My friends and I would always talk about how if one of us were to get pregnant, we would all pitch in for the abortion and drive that person to planned parenthood. None of us are even near ready to have a baby.

I got pregnant after a drunken hook up. I barely know the guy. I’m 21 and a college student. I wasn’t on birth control because mine had expired and I wasn’t planning on having sex any time soon. I had asked to use a condom and the guy said “dude… I’m not gonna cum in you”. Well… two weeks later I found out I was pregnant.

One of the scariest things was knowing that I wanted an abortion and that I had to figure it out on my own without help of my parents, who are super pro-life. I knew for sure that I had no other option but to end the pregnancy, and I pushed away any other thoughts and moved forward with the abortion.

I felt a lot of shame and embarrassment, especially telling the guy (I wanted financial help), and felt really down for a while. I never in a million years thought this would happen to me, even though I know it can happen to really anybody. I couldn’t sleep because I had cramps and felt so uncomfortable knowing that there was a human growing inside of me, and that the baby wasn’t even with someone I love. It was a week from when I found out I was pregnant until I took the first pill to end my pregnancy, and this was one of the longest and scariest weeks of my life.

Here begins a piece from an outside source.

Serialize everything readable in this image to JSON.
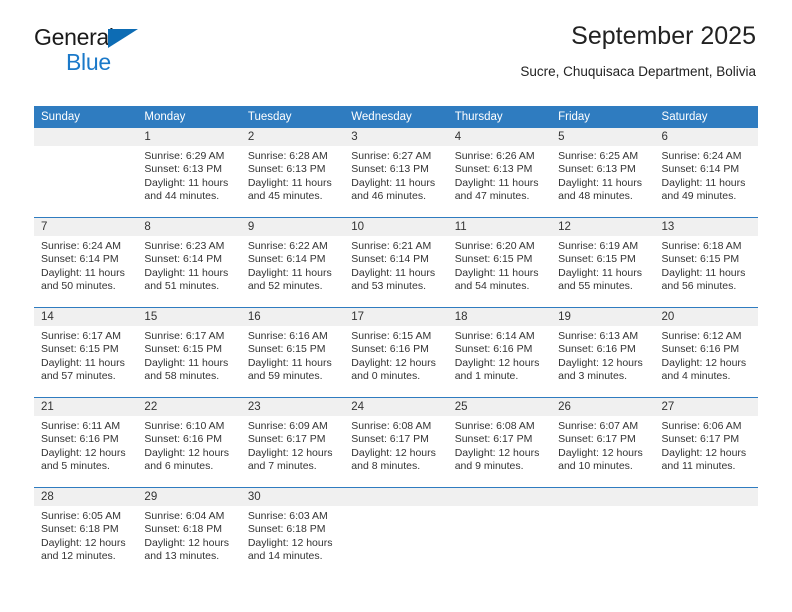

I took mifeprestone two days ago and misoprostol yesterday. The process went so much more smoothly than I expected – I was only just over 5 weeks. I could not thank planned parenthood enough for the guidance and accessibility, I truly feel like they saved my life as it is now. If you’re someone on this site before getting your abortion, (although I know things are different for everyone) you will be okay. The pain and blood probably won’t be as bad as you’re thinking.

As of now, I am struggling a lot with how I “played god” without even thinking about my decision. I can’t believe such a big decision was completely up to me, but I know that I am worthy of making a decision that impacts me so much, and I am worthy of having as much time as I want before I’m ready bring someone else into this world.